Now the director of those films has made “Inside Man,” a bank-heist thriller that means only to please, not to lecture. All messages and Statements have been subverted: social commentary and rants — there are still a few sharp instances of each — have nonetheless been muffled in order to accommodate the conventions of this quite mainstream and commercial suspense picture. It is mostly a success.

The film’s chief virtue lies in the craft of its players: “Inside Man” is magnificently acted. Dalton Russell (played by Clive Owen, “Derailed”) is the ringleader of a group of bank robbers who seize hostages and barricade themselves inside a major New York City bank. Detective Frazier (played by Denzel Washington, “The Manchurian Candidate”) is the police negotiator on the scene, while Madeline White (played by Jodie Foster, “Flightplan”) is a power broker of sorts brought into the story through the bank chairman’s urgent need to protect the mysterious contents of a safety deposit box inside the bank.

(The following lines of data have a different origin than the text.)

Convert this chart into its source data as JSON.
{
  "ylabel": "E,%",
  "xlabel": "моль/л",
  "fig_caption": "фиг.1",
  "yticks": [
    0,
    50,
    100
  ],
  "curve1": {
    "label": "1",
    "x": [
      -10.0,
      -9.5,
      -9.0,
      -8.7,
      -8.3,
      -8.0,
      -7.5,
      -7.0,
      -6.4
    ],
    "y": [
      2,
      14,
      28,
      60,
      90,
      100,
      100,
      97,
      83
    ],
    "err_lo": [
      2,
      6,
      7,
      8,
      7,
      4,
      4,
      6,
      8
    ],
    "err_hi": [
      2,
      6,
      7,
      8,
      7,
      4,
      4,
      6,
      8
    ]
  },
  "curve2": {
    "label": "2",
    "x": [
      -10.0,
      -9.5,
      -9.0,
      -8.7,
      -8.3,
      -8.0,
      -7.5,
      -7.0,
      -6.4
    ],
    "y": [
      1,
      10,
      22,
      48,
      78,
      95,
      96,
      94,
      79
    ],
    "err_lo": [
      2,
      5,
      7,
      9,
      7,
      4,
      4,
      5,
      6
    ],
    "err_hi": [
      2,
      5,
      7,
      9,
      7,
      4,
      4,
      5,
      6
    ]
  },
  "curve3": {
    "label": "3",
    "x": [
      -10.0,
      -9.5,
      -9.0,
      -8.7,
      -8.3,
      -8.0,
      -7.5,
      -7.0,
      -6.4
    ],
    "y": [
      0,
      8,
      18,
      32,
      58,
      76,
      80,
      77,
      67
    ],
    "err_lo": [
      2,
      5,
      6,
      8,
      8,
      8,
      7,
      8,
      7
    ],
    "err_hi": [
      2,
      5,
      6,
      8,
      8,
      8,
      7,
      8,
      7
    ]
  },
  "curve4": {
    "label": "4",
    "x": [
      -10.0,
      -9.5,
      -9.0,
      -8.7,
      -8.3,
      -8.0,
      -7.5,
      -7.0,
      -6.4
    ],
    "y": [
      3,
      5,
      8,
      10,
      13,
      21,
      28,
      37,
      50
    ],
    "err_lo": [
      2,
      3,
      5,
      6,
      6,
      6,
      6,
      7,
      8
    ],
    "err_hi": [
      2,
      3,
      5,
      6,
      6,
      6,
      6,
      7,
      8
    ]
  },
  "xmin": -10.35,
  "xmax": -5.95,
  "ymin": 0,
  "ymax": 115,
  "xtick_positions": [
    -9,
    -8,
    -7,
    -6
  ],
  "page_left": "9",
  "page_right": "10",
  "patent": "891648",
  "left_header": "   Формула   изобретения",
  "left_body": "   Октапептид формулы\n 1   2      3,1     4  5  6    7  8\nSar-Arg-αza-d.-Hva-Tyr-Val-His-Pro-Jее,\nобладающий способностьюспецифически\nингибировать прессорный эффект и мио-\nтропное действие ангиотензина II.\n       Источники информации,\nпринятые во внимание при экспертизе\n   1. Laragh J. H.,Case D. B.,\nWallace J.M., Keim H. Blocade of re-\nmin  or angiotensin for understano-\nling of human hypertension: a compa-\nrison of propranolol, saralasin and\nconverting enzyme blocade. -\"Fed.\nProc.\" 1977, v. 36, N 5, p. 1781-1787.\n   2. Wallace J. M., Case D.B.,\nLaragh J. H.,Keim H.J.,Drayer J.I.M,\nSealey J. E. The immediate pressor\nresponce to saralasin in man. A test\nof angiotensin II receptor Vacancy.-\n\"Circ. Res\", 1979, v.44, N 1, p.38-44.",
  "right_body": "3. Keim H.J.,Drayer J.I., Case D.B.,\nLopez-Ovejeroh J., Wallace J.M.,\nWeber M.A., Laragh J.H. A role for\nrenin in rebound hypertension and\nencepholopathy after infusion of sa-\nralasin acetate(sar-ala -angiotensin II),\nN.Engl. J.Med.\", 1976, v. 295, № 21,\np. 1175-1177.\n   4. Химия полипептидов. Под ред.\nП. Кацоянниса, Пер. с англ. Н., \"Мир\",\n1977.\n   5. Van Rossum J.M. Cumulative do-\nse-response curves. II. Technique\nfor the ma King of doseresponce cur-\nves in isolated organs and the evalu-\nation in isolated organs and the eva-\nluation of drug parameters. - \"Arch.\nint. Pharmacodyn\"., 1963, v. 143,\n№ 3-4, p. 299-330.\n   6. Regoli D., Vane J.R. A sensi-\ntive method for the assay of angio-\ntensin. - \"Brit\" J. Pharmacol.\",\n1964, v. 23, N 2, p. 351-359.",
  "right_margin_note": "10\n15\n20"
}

The film is intense in its opening and central passages, and by its end has devolved into a merely good hostage thriller, but nothing we haven’t already seen. After the set-up, in which the hostages have been made to costume themselves in outfits and masks identical to their captors, the plot begins to turn on the concept of what exactly Owen and his team are trying to accomplish inside the bank.

Meanwhile, Lee uses the fifty or so captive New Yorkers to explore vignettes of city life.  A Sikh is mistaken for an Arab, and grows angry because his turban has been misplaced; a bank robber disapproves of a young hostage’s violent handheld videogame, called “Kill Dat Nigga!”; and an unfortunate incident arises out of the police confusion over the similar appearance of both criminal and civilian, in which Lee might be subtly commenting on civil liberties in the post-9/11 climate.

The picture’s conclusion is shaky and underdeveloped, with the bank chairman being saddled with one of those wholly unlikely speeches that spews exposition and tidies up loose plot threads. Still, we could hardly expect such familiar genre material to end in catharsis or complexity—that simply isn’t how these things work. That said, “Inside Man” is an accomplished, efficient thriller that hums along nicely.